De perspectieven van de bewoners van de laatste grotendeels intacte ecosystemen op aarde zijn een grote blinde vlek binnen de wetenschap en de politiek die zich met natuurbehoud bezighoudt. Zouden biologen dezelfde suggesties doen voor het beschermen van de wereldwijde biodiversiteit als ze niet met een overweldigende meerderheid uit Europa en Noord-Amerika kwamen, maar uit Afrika? Waarschijnlijk niet.
Tijd voor nieuwe perspectieven
Sinds vrouwen zijn toegetreden tot de biologie, is er veel veranderd. Het toelaten van niet-westerse en niet-witte perspectieven is de volgende horde. Dat kan door mensen wereldwijd toegang te geven tot de best mogelijke wetenschappelijke opleiding. Het kan door alle wetenschappelijke literatuur gratis toegankelijk te maken. Door niet-westerse mensen actief te betrekken in het reviewproces van wetenschappelijke artikelen.

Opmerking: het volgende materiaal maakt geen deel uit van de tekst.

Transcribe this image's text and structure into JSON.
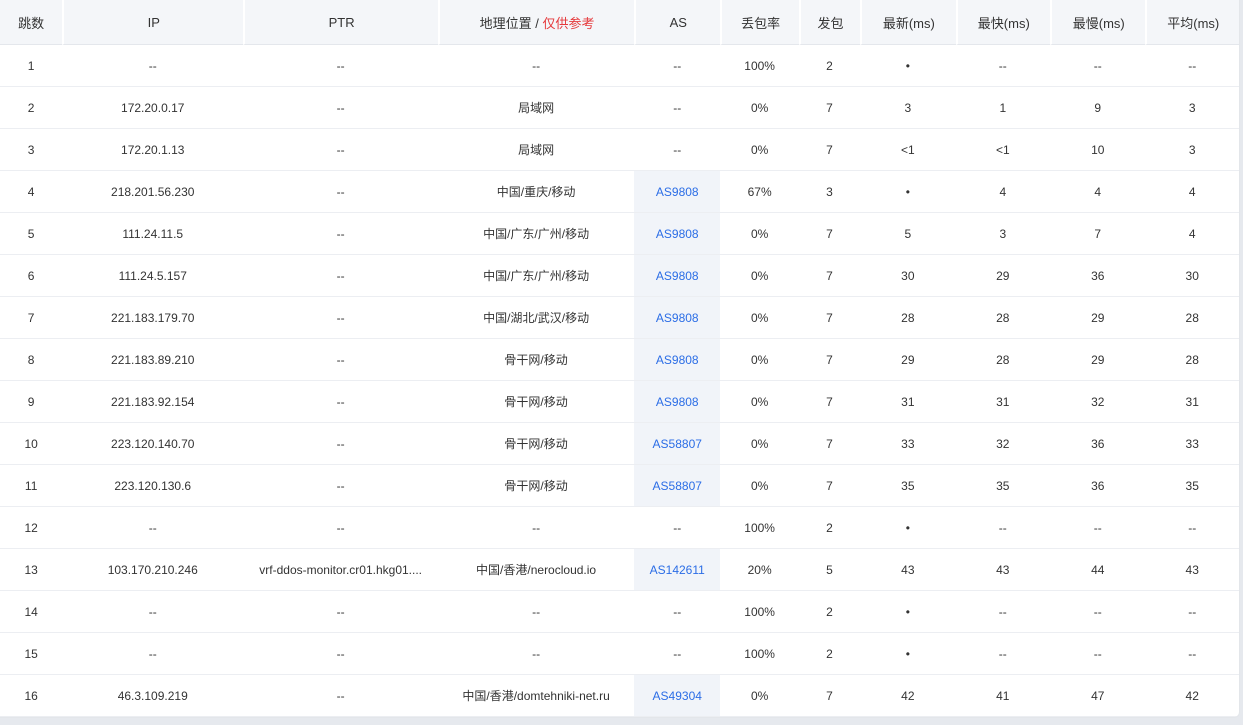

Door niet-westerse mensen hoge wetenschappelijke posities te geven, zodat ze de invloed krijgen om hun vakgebied te kunnen veranderen.
Welke nieuwe ideeën en inzichten dit alles zal opleveren, is onmogelijk te voorspellen. En dat is precies waarom het zo belangrijk is.
Delen van dit stuk komen voort uit gesprekken met een diverse groep wetenschappers. Andere delen zijn geënt op een boek dat ik eerder schreef samen met Theunis Piersma: De ontsnapping van de natuur.